次に業績評価の話をします。日本では人物や貢献度で点数をつけて評価をします。
アメリカではコンピテンシーという人事評価の考え方があります。優秀な社員の「行動特性」を分析します。それに基づいて全社員を項目毎に評価をします。私が訪れた頃のアメリカはコンピテンシーが全盛期でした。
また企業の役割として最近イノベーション(創造性)という話がたくさん出てきました。またダイバーシティー(多様性)という話も出ています。このような時代に金太郎飴を作ってどうするのかという話になっているそうです。
日本でもダイバーシティーの時代で企業も色んな人がいて良いのではないかという事で女性や外国人の活用を進めています。政府は女性の役員比率や外国人の雇用率を上げるように勧めているそうです。
世に出る商品を作る人がどのような人なのかを調べたところ、極論すると100の内99は失敗だったそうです。ですが、1つでも成功すればアップルのようになるそうです。9時~18時迄真面目に働くよりも成果を出した人を認めてあげるのが重要であるという時代に変わってきています。
アメリカの人事評価もこのように変わってきています。本当の意味で企業に貢献する人間を育てるためには簡単に結論を出さない、型からはみ出した人間を許容してあげるのがダイバーシティーであり、イノベーションなのではないかとの事です。したがって、今のアメリカではコンピテンシーは時代遅れで駄目な考え方という事になってきています。

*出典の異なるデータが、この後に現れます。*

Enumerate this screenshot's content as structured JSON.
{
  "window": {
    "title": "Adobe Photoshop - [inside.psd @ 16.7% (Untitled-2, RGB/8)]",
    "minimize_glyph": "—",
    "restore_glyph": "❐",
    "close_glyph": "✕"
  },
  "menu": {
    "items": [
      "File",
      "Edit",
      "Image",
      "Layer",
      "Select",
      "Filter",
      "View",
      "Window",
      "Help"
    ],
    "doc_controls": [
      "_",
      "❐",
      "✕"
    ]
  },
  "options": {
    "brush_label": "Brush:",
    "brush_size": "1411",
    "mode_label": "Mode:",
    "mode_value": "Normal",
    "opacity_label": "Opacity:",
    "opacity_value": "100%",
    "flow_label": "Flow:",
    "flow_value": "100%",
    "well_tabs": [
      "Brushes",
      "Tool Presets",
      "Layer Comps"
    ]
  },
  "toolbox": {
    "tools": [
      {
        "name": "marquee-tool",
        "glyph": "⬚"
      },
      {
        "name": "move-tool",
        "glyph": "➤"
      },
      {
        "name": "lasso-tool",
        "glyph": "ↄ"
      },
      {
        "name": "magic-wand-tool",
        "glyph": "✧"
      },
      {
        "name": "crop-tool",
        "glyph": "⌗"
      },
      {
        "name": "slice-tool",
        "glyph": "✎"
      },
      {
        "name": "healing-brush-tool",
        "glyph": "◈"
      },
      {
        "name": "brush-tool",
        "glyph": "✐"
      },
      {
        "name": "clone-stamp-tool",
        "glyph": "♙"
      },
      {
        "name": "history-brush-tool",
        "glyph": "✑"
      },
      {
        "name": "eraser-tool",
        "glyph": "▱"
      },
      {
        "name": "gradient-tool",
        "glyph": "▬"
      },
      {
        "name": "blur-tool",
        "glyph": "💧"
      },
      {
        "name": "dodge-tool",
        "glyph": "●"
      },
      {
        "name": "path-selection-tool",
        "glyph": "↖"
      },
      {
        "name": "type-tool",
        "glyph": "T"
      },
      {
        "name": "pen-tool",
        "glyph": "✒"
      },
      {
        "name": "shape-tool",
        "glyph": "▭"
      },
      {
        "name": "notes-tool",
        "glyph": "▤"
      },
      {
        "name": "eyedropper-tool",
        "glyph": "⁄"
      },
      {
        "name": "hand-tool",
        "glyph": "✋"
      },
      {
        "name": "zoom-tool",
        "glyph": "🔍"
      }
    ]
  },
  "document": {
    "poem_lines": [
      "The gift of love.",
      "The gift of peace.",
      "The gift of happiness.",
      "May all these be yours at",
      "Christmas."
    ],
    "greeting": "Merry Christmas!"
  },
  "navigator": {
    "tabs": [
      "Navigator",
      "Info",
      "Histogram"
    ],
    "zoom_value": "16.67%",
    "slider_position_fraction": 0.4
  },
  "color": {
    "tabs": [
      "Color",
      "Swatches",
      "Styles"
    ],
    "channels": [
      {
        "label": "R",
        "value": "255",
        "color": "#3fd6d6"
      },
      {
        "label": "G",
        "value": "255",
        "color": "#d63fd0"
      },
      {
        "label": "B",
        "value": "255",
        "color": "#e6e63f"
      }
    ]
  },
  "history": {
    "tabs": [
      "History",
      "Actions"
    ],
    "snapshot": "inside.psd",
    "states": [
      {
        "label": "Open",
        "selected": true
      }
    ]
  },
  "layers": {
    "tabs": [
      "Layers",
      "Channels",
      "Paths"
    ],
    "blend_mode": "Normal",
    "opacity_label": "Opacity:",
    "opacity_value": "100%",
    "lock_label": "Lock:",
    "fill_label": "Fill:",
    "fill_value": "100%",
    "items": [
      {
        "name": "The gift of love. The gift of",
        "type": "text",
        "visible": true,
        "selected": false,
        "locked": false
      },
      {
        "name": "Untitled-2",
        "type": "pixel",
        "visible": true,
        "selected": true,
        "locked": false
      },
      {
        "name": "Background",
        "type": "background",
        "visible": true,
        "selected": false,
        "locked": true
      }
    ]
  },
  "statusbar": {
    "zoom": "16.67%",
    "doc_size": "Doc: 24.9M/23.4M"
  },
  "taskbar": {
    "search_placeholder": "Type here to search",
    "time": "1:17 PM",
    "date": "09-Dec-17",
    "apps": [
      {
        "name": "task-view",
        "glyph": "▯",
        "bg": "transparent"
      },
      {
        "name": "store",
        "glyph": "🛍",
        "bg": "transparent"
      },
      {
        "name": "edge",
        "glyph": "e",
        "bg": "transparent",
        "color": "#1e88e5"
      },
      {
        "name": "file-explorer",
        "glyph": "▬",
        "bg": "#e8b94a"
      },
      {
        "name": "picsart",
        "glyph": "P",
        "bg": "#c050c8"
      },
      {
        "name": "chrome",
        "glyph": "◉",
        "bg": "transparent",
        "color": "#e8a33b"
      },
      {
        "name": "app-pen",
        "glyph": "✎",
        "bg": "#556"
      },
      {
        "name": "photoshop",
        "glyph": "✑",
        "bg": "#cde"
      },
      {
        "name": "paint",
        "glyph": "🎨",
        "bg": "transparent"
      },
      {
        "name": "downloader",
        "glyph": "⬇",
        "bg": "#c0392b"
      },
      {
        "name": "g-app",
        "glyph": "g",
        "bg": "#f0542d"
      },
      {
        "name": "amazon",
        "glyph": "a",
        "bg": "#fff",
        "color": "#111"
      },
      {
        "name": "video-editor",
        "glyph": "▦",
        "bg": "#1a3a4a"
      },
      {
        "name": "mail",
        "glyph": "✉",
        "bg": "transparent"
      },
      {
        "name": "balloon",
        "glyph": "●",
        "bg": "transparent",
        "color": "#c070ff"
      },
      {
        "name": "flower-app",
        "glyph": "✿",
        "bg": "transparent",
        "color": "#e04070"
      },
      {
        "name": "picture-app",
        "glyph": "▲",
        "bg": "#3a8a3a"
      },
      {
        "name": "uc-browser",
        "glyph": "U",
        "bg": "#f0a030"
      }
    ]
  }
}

ただし、ここで誤解してほしくないのは上層部と中堅社員と一般社員の評価はまるっきり違うという事です。一般社員については、定型の仕事が多いのでコンピテンシーで良いと思います。しかし、中堅社員や上層部は現在はダイバーシティーやイノベーションを求められている為、それに対して評価をすべきだと思います。